Aktuell startet dazu ein Projekt, das die Aktivitäten zum Abbau von Sand mittels Satelliten überwacht. Vorhandene Aufnahmen werden mit aktuellen verglichen, um herauszufinden, wo und in welchem Mass Sand abgebaut wird. Damit steht zumindest ein Kontrollinstrument zur Verfügung, das im Fall eines illegalen Abbaus als Beweis dient.

    Alternativen sind noch rar

    Auf der operativen Ebene gilt es, die relevanten globalen Richtlinien und Standards mit der lokalen Verfügbarkeit von Sand, den Entwicklungserfordernissen, den Standards und der Durchsetzungsrealität in Einklang zu bringen. Den Menschen, die mit dem Abbau von Sand ihren Lebensunterhalt bestreiten, müssen alternative Erwerbsmöglichkeiten angeboten werden.
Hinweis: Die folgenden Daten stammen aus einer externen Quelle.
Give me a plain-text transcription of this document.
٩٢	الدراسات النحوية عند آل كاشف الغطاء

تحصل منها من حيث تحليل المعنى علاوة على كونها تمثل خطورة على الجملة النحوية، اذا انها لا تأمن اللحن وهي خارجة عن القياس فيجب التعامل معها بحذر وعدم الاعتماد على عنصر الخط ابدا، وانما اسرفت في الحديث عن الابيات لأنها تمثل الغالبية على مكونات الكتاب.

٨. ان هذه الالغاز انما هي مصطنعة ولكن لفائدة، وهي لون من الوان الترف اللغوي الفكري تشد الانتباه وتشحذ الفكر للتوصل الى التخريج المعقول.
    Besonders wichtig scheinen zwei Faktoren zu sein: Sensibilität dafür zu entwickeln, dass es sich überhaupt um ein gravierendes Problem handelt, und dementsprechend bewusst zu handeln; und zum anderen darüber nachzudenken, wie sich Sand beim Bauen einsparen lässt, wie er ersetzt, reduziert oder rezykliert werden könnte.

    Möglichkeiten bieten sich hier durch das Herstellen von Sand aus Altglas (bisher werden lediglich 30 % Altglas wiederverwendet) oder die Gewinnung von Granulat aus Bauschutt. Damit dies jedoch ökonomisch und ökologisch sinnvoll wird, muss es in der Nähe der neuen Baustelle genug alten Beton geben.

    Eine weitere Alternative könnte die Kombina­tion des glatten Wüstensands mit Kunstharz sein. ­Dabei entsteht ein Polymerbeton, der sogar haltbarer ist als der konventionelle Beton. Ein deutsches Unternehmen experimentiert ebenfalls mit Wüstensand. Die Idee: den sehr feinen Wüstensand noch feiner zu mahlen und das pulverisierte Produkt anschliessend mit mineralischen Bindemitteln zu druckfesten Pellets zu verarbeiten.

    Der verstärkte Einsatz von Holz und anderen nachwachsenden Rohstoffen, aber auch effizientere Abbaumethoden könnten ebenfalls helfen, den Sandverbrauch zu senken. Wir verwenden zwar Sand verschiedener Qualität für tausende Zwecke, aber was die Sandkrise wirklich befeuert, ist Beton. Betrachten wir also dieses profane Baumaterial in einem neuen Licht, damit die Unendlichkeitsmetapher «wie Sand am Meer» auch weiterhin ihre Gültigkeit behält.

    Sand in Zahlen und Fakten

    • Die Nummer eins im Sandverbrauch ist die Bauindustrie.
    • Sand ist aber auch ein wesent­licher Bestandteil für Glas, Solarzellen, Computerchips … und ­Zahnpasta oder Tütensuppen.
    • Die Schätzungen des jährlichen weltweiten Abbaus sind widersprüchlich: Sie reichen von 15 Mrd. t Sand bis über 40 Mrd. t (Umweltprogramm der Vereinten Nationen). China, Indien und die USA belegen dabei die drei Spitzenplätze.          
    • Sand ist eine Korngrössen­be­zeichnung für Körner zwischen 0.063 mm und 2 mm. Kleinere Körner werden als Silt bezeichnet, grössere als Kies.
    • Weniger als 5 % des weltweiten Sandvorkommens können für Beton genutzt werden.
    • Als Baustoff kommt Sand aus Flussbetten und Meeres­böden infrage, da er kantig genug ist, um gebunden zu werden. Wüstensand hingegen ist bereits zu rund geschliffen und kann nicht zum Bauen verwendet werden. Aus diesem Grund müssen selbst Wüstenländer wie Dubai Sand in grossen Mengen importieren.
    • Fast 70 % der Sandkörner der Erde bestehen aus Quarz.
    • Quarzsand zur Glasherstellung hat einen Quarzgehalt von über 99 %.